Dismantling Labour’s disastrous £12 billion NHS IT programme may cost taxpayers more than keeping it going.Ministers announced on Thursday that they will speed up the scrapping of the National Programme for IT (NPfIT) after a review concluded “there can be no confidence that the programme has delivered or can be delivered as originally conceived”.
It confirmed earlier reports that the central part of the scheme, allowing NHS staff across England to access any patient’s details, was unworkable while costs had increases and deadlines were missed.
The governance board of the programme will now be scrapped, and local trusts will be given the freedom to develop their own versions of the electronic care record rather than having the rules dictated by Whitehall. A new Cabinet Office oversight committee will monitor future IT investment to ensure money is not wasted.

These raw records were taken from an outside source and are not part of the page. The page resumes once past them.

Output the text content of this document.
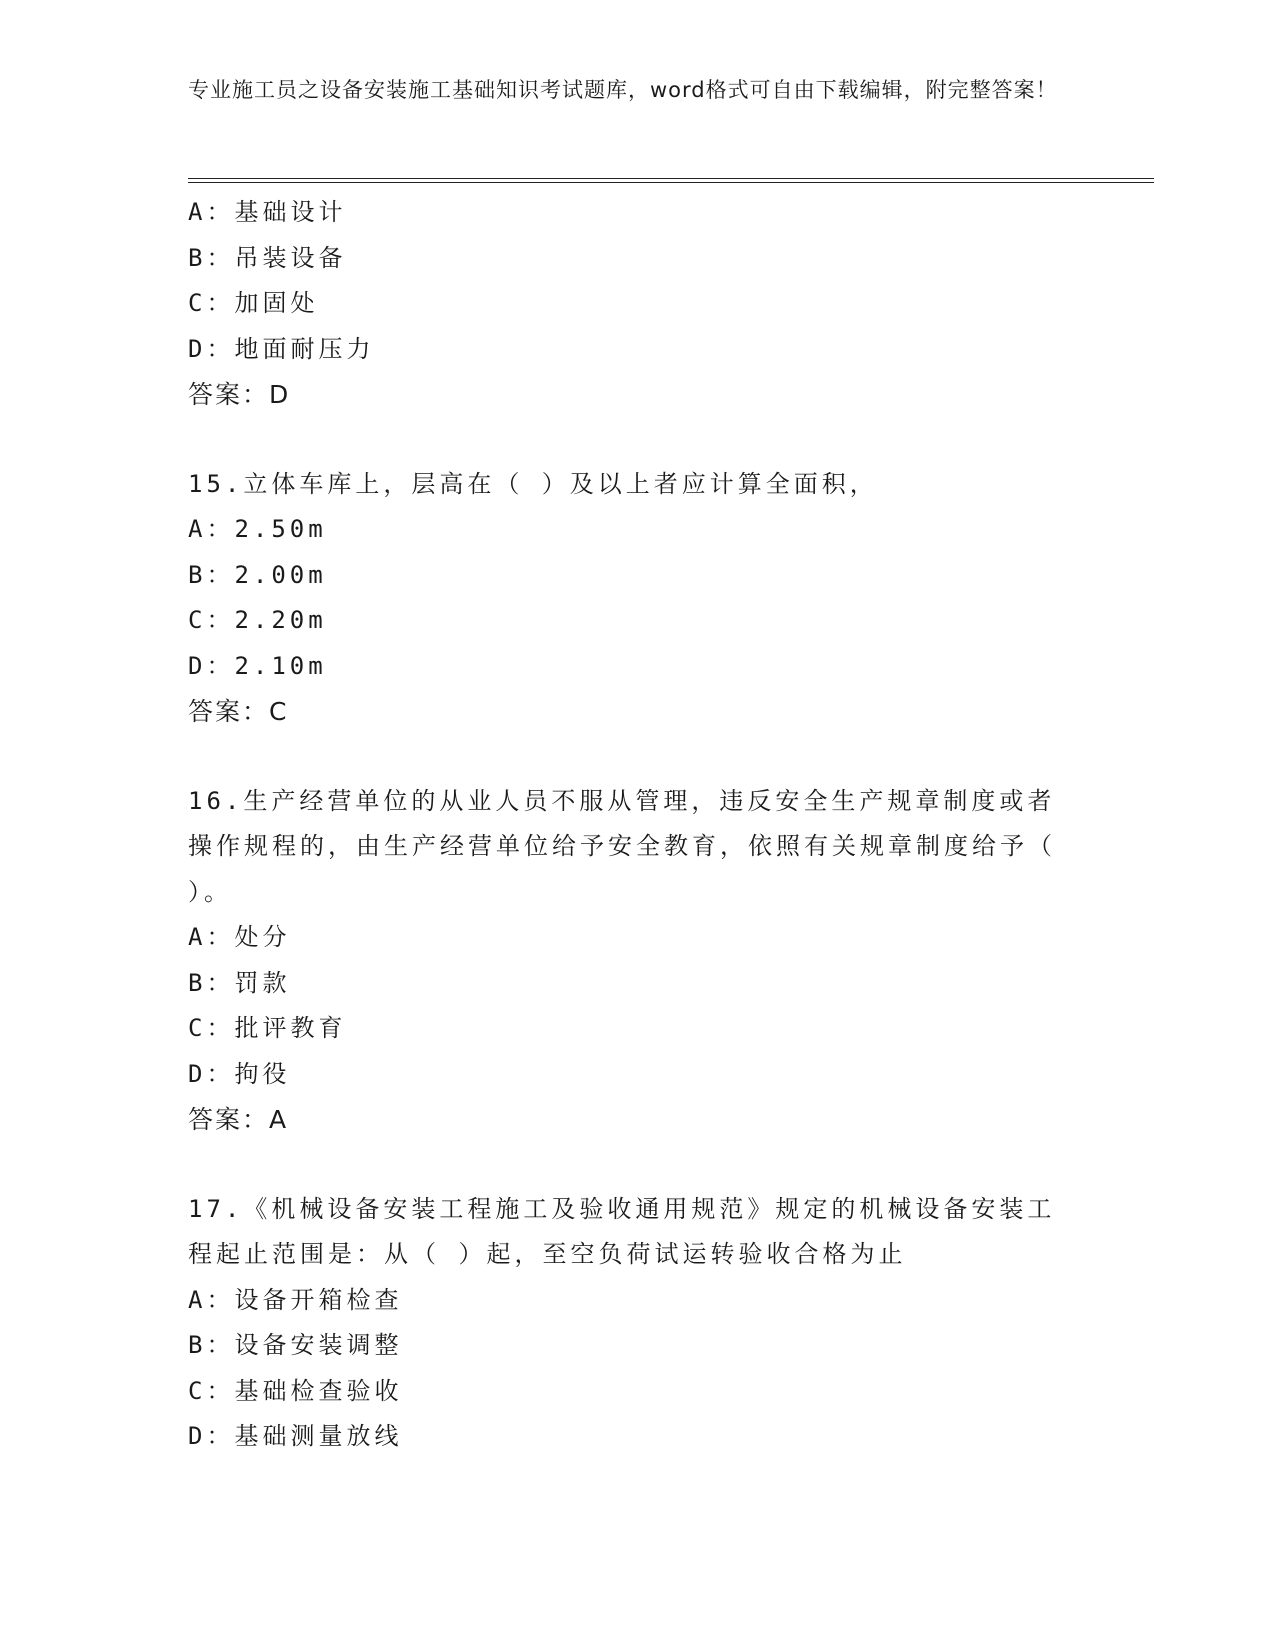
专业施工员之设备安装施工基础知识考试题库，word格式可自由下载编辑，附完整答案！
A：基础设计
B：吊装设备
C：加固处
D：地面耐压力
答案：D
15.立体车库上，层高在（ ）及以上者应计算全面积，
A：2.50m
B：2.00m
C：2.20m
D：2.10m
答案：C
16.生产经营单位的从业人员不服从管理，违反安全生产规章制度或者操作规程的，由生产经营单位给予安全教育，依照有关规章制度给予（ ）。
A：处分
B：罚款
C：批评教育
D：拘役
答案：A
17.《机械设备安装工程施工及验收通用规范》规定的机械设备安装工程起止范围是：从（ ）起，至空负荷试运转验收合格为止
A：设备开箱检查
B：设备安装调整
C：基础检查验收
D：基础测量放线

But many trusts across England have large contracts with private suppliers to supply their care record systems, and their cancellation could leave taxpayers even more out of pocket.
The Department of Health’s own chief information officer, Christine Connelly, told MPs on the Public Accounts Committee in May that a £3bn deal with CSC to deliver systems in the north, midlands and east of England would cost more to get out of than to keep going.
She said: “Potentially, if you ask me about the absolute maximum, we could be exposed to a higher cost than the cost to complete the contract as it stands today.”
A decision will be made on the future of the contract later in the autumn.
However the Cabinet Office’s Major Projects Authority said that some parts of the £12.7bn programme had worked and would be retained, including the NHSmail email system and the Choose and Book process of arranging hospital referrals.
Andrew Lansley, the Health Secretary, said: “Labour’s NHS IT Programme let down the NHS and wasted taxpayers’ money by imposing a top-down IT system on the local NHS, which didn’t fit their needs.
“We will be moving to an innovative new system driven by local decision-making. This is the only way to make sure we get value for money from IT systems that better meet the needs of a modernised NHS.”
Roger Goss, co-director of the pressure group Patient Concern said: “Thank goodness politicians have decided to stop money being poured into a huge bottomless pit. Now we must pray that they don’t sanction pouring it into endless incompatible regional pits.”